Russell and Powell take over at the death
For a while it looked like the Unicorns had the game where they wanted it. Their bowlers kept the Knight Riders honest through the middle overs and the required tempo was still to come. Then Russell and Powell got going. The pair are made for exactly this phase of a T20 innings, all bat speed and clean hitting, and once they found their range the Unicorns had no obvious answer. Both were still unbeaten at the end, having dragged Los Angeles up to 187 for 3 from a position that had promised less.
A total in that range was never going to be a stroll to defend on a good Oakland surface, but it gave the Knight Riders’ bowlers something to bowl at. That was the difference in the end.
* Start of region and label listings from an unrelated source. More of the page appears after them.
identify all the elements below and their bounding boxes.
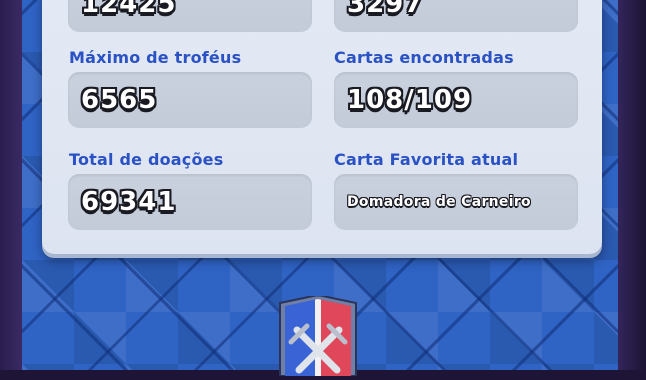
- stats-panel: 12425 3297 Máximo de troféus 6565 Cartas…: [42, 0, 602, 254]
- stat-value-top-right: 3297: [347, 0, 424, 19]
- left-frame: [0, 0, 22, 370]
- total-donations-box: 69341: [68, 174, 312, 230]
- right-frame: [618, 0, 646, 370]
- max-trophies-box: 6565: [68, 72, 312, 128]
- favorite-card-label: Carta Favorita atual: [334, 150, 519, 169]
- total-donations-label: Total de doações: [69, 150, 224, 169]
- stat-value-top-left: 12425: [81, 0, 177, 19]
- cards-found-box: 108/109: [334, 72, 578, 128]
- cards-found-value: 108/109: [347, 85, 473, 115]
- cards-found-label: Cartas encontradas: [334, 48, 514, 67]
- favorite-card-value: Domadora de Carneiro: [347, 194, 531, 210]
- stat-box-top-right: 3297: [334, 0, 578, 32]
- battle-badge[interactable]: [277, 293, 359, 377]
- max-trophies-label: Máximo de troféus: [69, 48, 242, 67]
- favorite-card-box[interactable]: Domadora de Carneiro: [334, 174, 578, 230]
- max-trophies-value: 6565: [81, 85, 158, 115]
- stat-box-top-left: 12425: [68, 0, 312, 32]
- crossed-swords-icon: [279, 293, 357, 377]
- total-donations-value: 69341: [81, 187, 177, 217]
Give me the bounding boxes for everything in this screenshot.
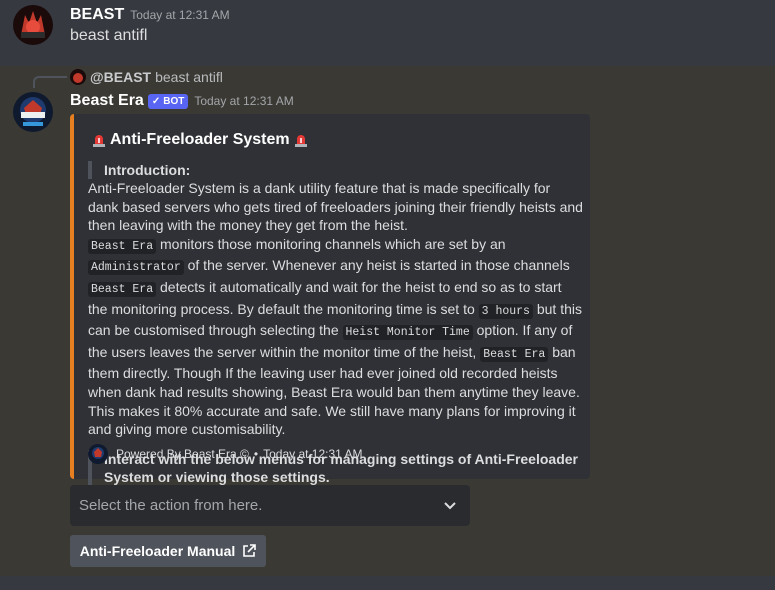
inline-code: Beast Era: [480, 346, 549, 362]
chevron-down-icon: [444, 502, 456, 510]
embed-footer: Powered By Beast Era © • Today at 12:31 …: [88, 444, 363, 464]
select-placeholder: Select the action from here.: [79, 497, 263, 514]
description-text: of the server. Whenever any heist is sta…: [183, 257, 570, 274]
description-text: monitors those monitoring channels which…: [156, 235, 506, 252]
footer-timestamp: Today at 12:31 AM: [263, 447, 363, 461]
manual-link-button[interactable]: Anti-Freeloader Manual: [70, 535, 266, 567]
reply-preview[interactable]: @BEAST beast antifl: [70, 69, 223, 85]
bot-badge: ✓ BOT: [147, 93, 189, 109]
username[interactable]: Beast Era: [70, 92, 144, 110]
reply-avatar: [70, 69, 86, 85]
beast-avatar[interactable]: [13, 5, 53, 45]
footer-separator: •: [253, 447, 259, 461]
beast-era-avatar[interactable]: [13, 92, 53, 132]
embed: Anti-Freeloader System Introduction: Ant…: [70, 114, 590, 488]
reply-content: beast antifl: [155, 69, 223, 85]
username[interactable]: BEAST: [70, 6, 124, 24]
siren-icon: [93, 135, 105, 147]
bottom-divider: [0, 576, 775, 590]
timestamp: Today at 12:31 AM: [194, 94, 294, 108]
inline-code: 3 hours: [478, 303, 533, 319]
embed-title-text: Anti-Freeloader System: [110, 131, 290, 148]
inline-code: Beast Era: [88, 281, 157, 297]
timestamp: Today at 12:31 AM: [130, 8, 230, 22]
action-select[interactable]: Select the action from here.: [70, 485, 470, 526]
reply-connector: [33, 76, 67, 88]
description-text: Anti-Freeloader System is a dank utility…: [88, 180, 583, 234]
footer-avatar: [88, 444, 108, 464]
check-icon: ✓: [151, 95, 161, 107]
message-beast: BEAST Today at 12:31 AM beast antifl: [0, 0, 775, 66]
button-label: Anti-Freeloader Manual: [79, 543, 236, 559]
inline-code: Heist Monitor Time: [342, 325, 473, 341]
message-beast-era: @BEAST beast antifl Beast Era ✓ BOT Toda…: [0, 66, 775, 576]
embed-title: Anti-Freeloader System: [88, 131, 312, 149]
intro-quote: Introduction:: [88, 161, 578, 179]
reply-author[interactable]: @BEAST: [90, 69, 151, 85]
bot-label: BOT: [163, 95, 185, 107]
embed-description: Anti-Freeloader System is a dank utility…: [88, 179, 583, 439]
siren-icon: [294, 135, 307, 147]
inline-code: Administrator: [88, 260, 184, 276]
footer-text: Powered By Beast Era ©: [116, 447, 249, 461]
message-content: beast antifl: [70, 27, 148, 44]
external-link-icon: [243, 544, 257, 557]
inline-code: Beast Era: [88, 238, 157, 254]
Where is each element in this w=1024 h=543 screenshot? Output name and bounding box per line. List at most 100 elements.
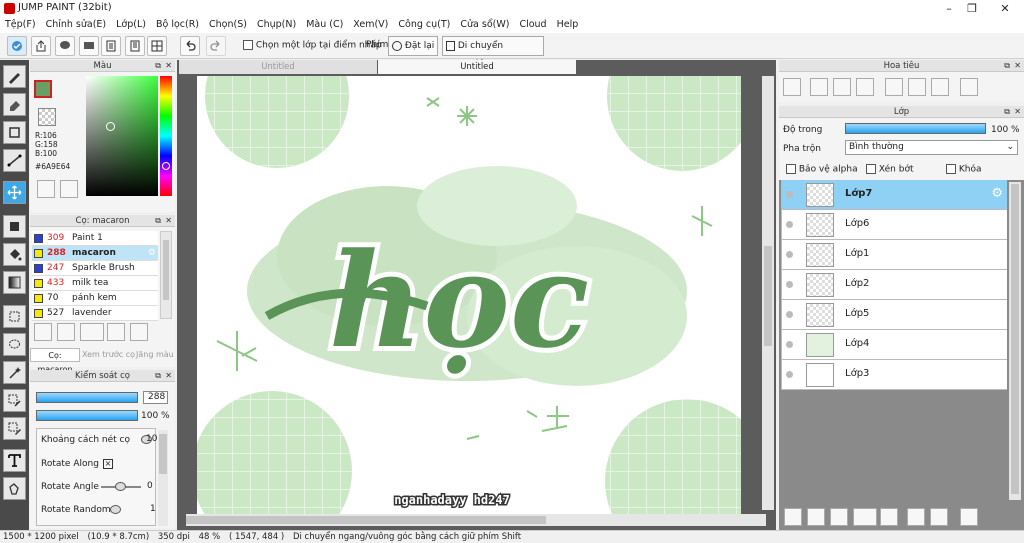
rotate-angle-knob[interactable] [115,482,126,491]
move-horizontal-vertical-button[interactable]: Di chuyển ngang/dọc [442,36,544,69]
select-layer-checkbox[interactable]: Chọn một lớp tại điểm nhấp [243,40,382,51]
gradient-tool-icon[interactable] [3,271,26,294]
actual-size-icon[interactable] [856,78,874,96]
export-icon[interactable] [31,36,51,56]
foreground-color-swatch[interactable] [34,80,52,98]
menu-file[interactable]: Tệp(F) [0,17,41,33]
new-8bit-layer-icon[interactable] [830,508,848,526]
brush-new-icon[interactable] [57,323,75,341]
brush-item[interactable]: 527 lavender [32,306,158,321]
layer-row[interactable]: Lớp4 [781,330,1007,360]
list-icon[interactable] [125,36,145,56]
layer-folder-icon[interactable] [880,508,898,526]
picker-cursor[interactable] [106,122,115,131]
layer-row[interactable]: Lớp3 [781,360,1007,390]
maximize-button[interactable]: ❐ [957,0,987,17]
hand-tool-icon[interactable] [3,477,26,500]
menu-filter[interactable]: Bộ lọc(R) [151,17,204,33]
lock-option[interactable]: Khóa [946,164,982,175]
duplicate-layer-icon[interactable] [907,508,925,526]
protect-alpha-option[interactable]: Bảo vệ alpha [786,164,858,175]
menu-edit[interactable]: Chỉnh sửa(E) [41,17,112,33]
palette-settings-icon[interactable] [60,180,78,198]
tab-swatches[interactable]: Jăng màu [136,348,176,362]
panel-close-icon[interactable]: ✕ [1014,61,1021,71]
undo-icon[interactable] [180,36,200,56]
select-eraser-tool-icon[interactable] [3,417,26,440]
tab-brush-preview[interactable]: Xem trước cọ [82,348,136,362]
brush-size-slider[interactable] [36,392,138,403]
panel-close-icon[interactable]: ✕ [165,371,172,381]
brush-item[interactable]: 433 milk tea [32,276,158,291]
new-halftone-layer-icon[interactable] [807,508,825,526]
layer-row[interactable]: Lớp6 [781,210,1007,240]
menu-window[interactable]: Cửa sổ(W) [455,17,514,33]
clipping-option[interactable]: Xén bớt [866,164,914,175]
tab-brush[interactable]: Cọ: macaron [30,348,80,374]
brush-folder-icon[interactable] [130,323,148,341]
lock-checkbox[interactable] [946,164,956,174]
visibility-toggle[interactable] [786,191,793,198]
rotate-along-checkbox[interactable]: × [103,459,113,469]
select-layer-check[interactable] [243,40,253,50]
layers-scrollbar[interactable] [1009,182,1021,500]
hue-slider[interactable] [160,76,172,196]
clipping-checkbox[interactable] [866,164,876,174]
brush-size-value[interactable]: 288 [143,391,168,404]
undock-icon[interactable]: ⧉ [155,216,161,226]
brush-tool-icon[interactable] [3,65,26,88]
reset-button[interactable]: Đặt lại [388,36,438,56]
message-icon[interactable] [79,36,99,56]
menu-color[interactable]: Màu (C) [301,17,348,33]
merge-layer-icon[interactable] [930,508,948,526]
layer-row[interactable]: Lớp2 [781,270,1007,300]
menu-capture[interactable]: Chụp(N) [252,17,301,33]
gear-icon[interactable]: ⚙ [991,186,1003,201]
menu-cloud[interactable]: Cloud [514,17,551,33]
grid-icon[interactable] [147,36,167,56]
reset-view-icon[interactable] [960,78,978,96]
undock-icon[interactable]: ⧉ [155,371,161,381]
menu-select[interactable]: Chọn(S) [204,17,252,33]
comment-icon[interactable] [55,36,75,56]
document-icon[interactable] [101,36,121,56]
palette-icon[interactable] [37,180,55,198]
redo-icon[interactable] [206,36,226,56]
delete-layer-icon[interactable] [960,508,978,526]
blend-mode-select[interactable]: Bình thường ⌄ [845,140,1018,155]
undock-icon[interactable]: ⧉ [1004,107,1010,117]
brush-add-icon[interactable] [34,323,52,341]
panel-close-icon[interactable]: ✕ [1014,107,1021,117]
menu-layer[interactable]: Lớp(L) [111,17,151,33]
panel-close-icon[interactable]: ✕ [165,216,172,226]
visibility-toggle[interactable] [786,311,793,318]
add-layer-menu-icon[interactable] [853,508,877,526]
undock-icon[interactable]: ⧉ [1004,61,1010,71]
menu-help[interactable]: Help [552,17,584,33]
brush-item[interactable]: 247 Sparkle Brush [32,261,158,276]
gear-icon[interactable]: ⚙ [148,246,156,260]
document-tab[interactable]: Untitled [179,60,377,74]
visibility-toggle[interactable] [786,221,793,228]
fit-screen-icon[interactable] [833,78,851,96]
menu-view[interactable]: Xem(V) [348,17,393,33]
select-rect-tool-icon[interactable] [3,305,26,328]
canvas-horizontal-scrollbar[interactable] [186,514,766,526]
brush-copy-icon[interactable] [107,323,125,341]
hue-cursor[interactable] [162,162,170,170]
transparent-color-swatch[interactable] [38,108,56,126]
rotate-right-icon[interactable] [931,78,949,96]
visibility-toggle[interactable] [786,341,793,348]
zoom-in-icon[interactable] [810,78,828,96]
document-tab-active[interactable]: Untitled [378,60,576,74]
brush-item-selected[interactable]: 288 macaron ⚙ [32,246,158,261]
text-tool-icon[interactable] [3,449,26,472]
protect-alpha-checkbox[interactable] [786,164,796,174]
rectangle-tool-icon[interactable] [3,121,26,144]
lasso-tool-icon[interactable] [3,333,26,356]
eraser-tool-icon[interactable] [3,93,26,116]
select-pen-tool-icon[interactable] [3,389,26,412]
line-tool-icon[interactable] [3,149,26,172]
brush-menu-icon[interactable] [80,323,104,341]
layer-row-selected[interactable]: Lớp7 ⚙ [781,180,1007,210]
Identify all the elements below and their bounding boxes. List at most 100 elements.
San Francisco kept wickets in hand and stayed in touch for much of the chase, yet the boundaries dried up when they most needed them and the equation crept out of reach.
Unicorns fall just short
The Unicorns closed on 180 for 4, seven runs adrift with their innings run down to the final ball. For the team that had topped the table and been the tournament’s most consistent, it was a chastening way to be reminded how fine the margins are in knockout cricket. They had wickets in the shed and the batting depth to go again, but the surge never quite arrived.
The consolation for San Francisco is that a single defeat has not ended their tournament. As the higher-placed side beaten in the Qualifier, they drop into the Challenger rather than out of the competition, and a win there would still take them to the final. Their opponents in that match will be whoever comes through the Eliminator between Washington Freedom and MI New York.
A shortcut to the title decider
For the Knight Riders, the reward is the cleanest route available. They now sit and wait while the other three sides scrap over the second final berth, their own place already secured with the Saturday showpiece at Oakland to come. A few days of rest for a bowling attack that has done plenty of work, and a settled batting order built around two of the most destructive finishers in the format, is not a bad way to approach a final.
San Francisco will feel they remain the stronger team across a full season, and the Challenger gives them the chance to prove it. But knockout cricket rewards whoever holds up best on the night, and on this night that was the Knight Riders.